As the name implies, the Car Key feature literally enables your Android smartphone to act as the key to your car. You can lock, unlock, and even start your car with your phone.
The concept is very similar to mobile payment services. For example, Google Pay allows you to use your phone as a credit card. Simply tap it to the card reader and you can pay without fishing for your wallet.
Android’s Car Key feature is not a unique idea, in fact, Apple is working on their own version of it for iPhones and Apple Watches. Both Google and Apple are part of the “Car Connectivity Consortium,” which created a digital key standard.
How Does It Work?
Android’s Car Key feature takes advantage of a couple of different technologies. The first is Ultra-Wideband (UWB) technology. This is something that has slowly been added to smartphones over the year, for example with the iPhone 11 in 2019.Ultra-Wideband is similar to Bluetooth and Wi-Fi in that it’s a wireless protocol that uses radio waves. UWB uses these radio waves to detect when other objects—like your vehicle—are in physical proximity. It’s the same technology used in the Apple AirTags.
The other technology at play is Near Field Communication (NFC), an old standard that has been in phones for a long time. This is another technology that relates to being physically close to objects. It allows you to tap your phone to the car door to unlock it.

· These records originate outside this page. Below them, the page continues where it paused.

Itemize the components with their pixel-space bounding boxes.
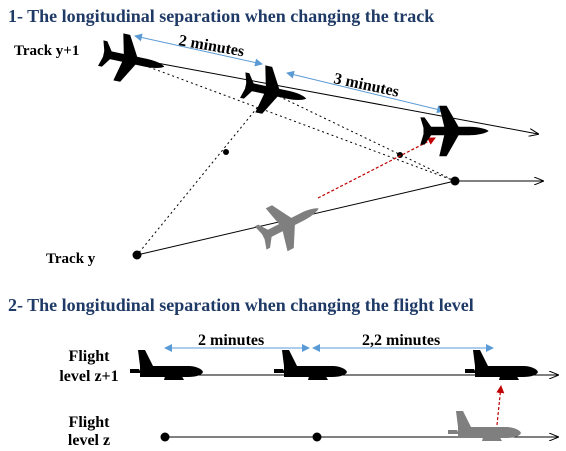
lower-level-label: Flight — [69, 414, 111, 431]
airplane-icon — [130, 350, 203, 380]
level-change-path — [496, 385, 505, 426]
separation-label-1: 2 minutes — [177, 32, 245, 60]
reporting-point-dot — [160, 432, 170, 442]
dotted-projection-lines — [129, 59, 456, 256]
track-change-path — [317, 137, 436, 199]
separation-label-2: 3 minutes — [332, 70, 400, 100]
section1-title: 1- The longitudinal separation when chan… — [8, 6, 434, 26]
crossing-point-dot — [397, 152, 403, 158]
level-separation-label-1: 2 minutes — [198, 332, 264, 349]
separation-arrow-1 — [134, 33, 263, 67]
reporting-point-dot — [312, 432, 322, 442]
reporting-point-dot — [450, 176, 460, 186]
track-upper-label: Track y+1 — [14, 43, 79, 59]
airplane-icon — [249, 187, 330, 260]
airplane-icon — [95, 29, 170, 91]
level-separation-label-2: 2,2 minutes — [362, 332, 440, 349]
reporting-point-dot — [132, 250, 142, 260]
lower-level-label: level z — [68, 432, 110, 449]
airplane-icon — [420, 105, 489, 157]
track-lower-label: Track y — [46, 251, 96, 267]
airplane-icon — [274, 350, 347, 380]
crossing-point-dot — [223, 149, 229, 155]
airplane-icon — [448, 411, 521, 441]
airplane-icon — [237, 61, 312, 123]
section2-title: 2- The longitudinal separation when chan… — [8, 295, 474, 315]
separation-arrow-2 — [286, 70, 445, 114]
upper-level-label: level z+1 — [59, 368, 118, 385]
airplane-icon — [465, 350, 538, 380]
upper-level-label: Flight — [69, 348, 111, 365]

Which Phones and Cars Will Get It?
Unfortunately, due to the technologies used for the Car Key feature, it won’t be available to everyone, at least not right away. Google is working with BMW and “others” to bring the feature to upcoming cars.
On the phone side of things, you’ll need a recent generation Google Pixel or Samsung Galaxy phone that supports UWB and NFC. Google announced the Car Key feature in May of 2021, saying it would become available “later this year.”
This is an exciting new use for smartphones as a whole. Car companies such as Tesla and Audi have their own versions of this feature, but a standardized method built-in to iPhones and Android devices makes it much easier for everyone.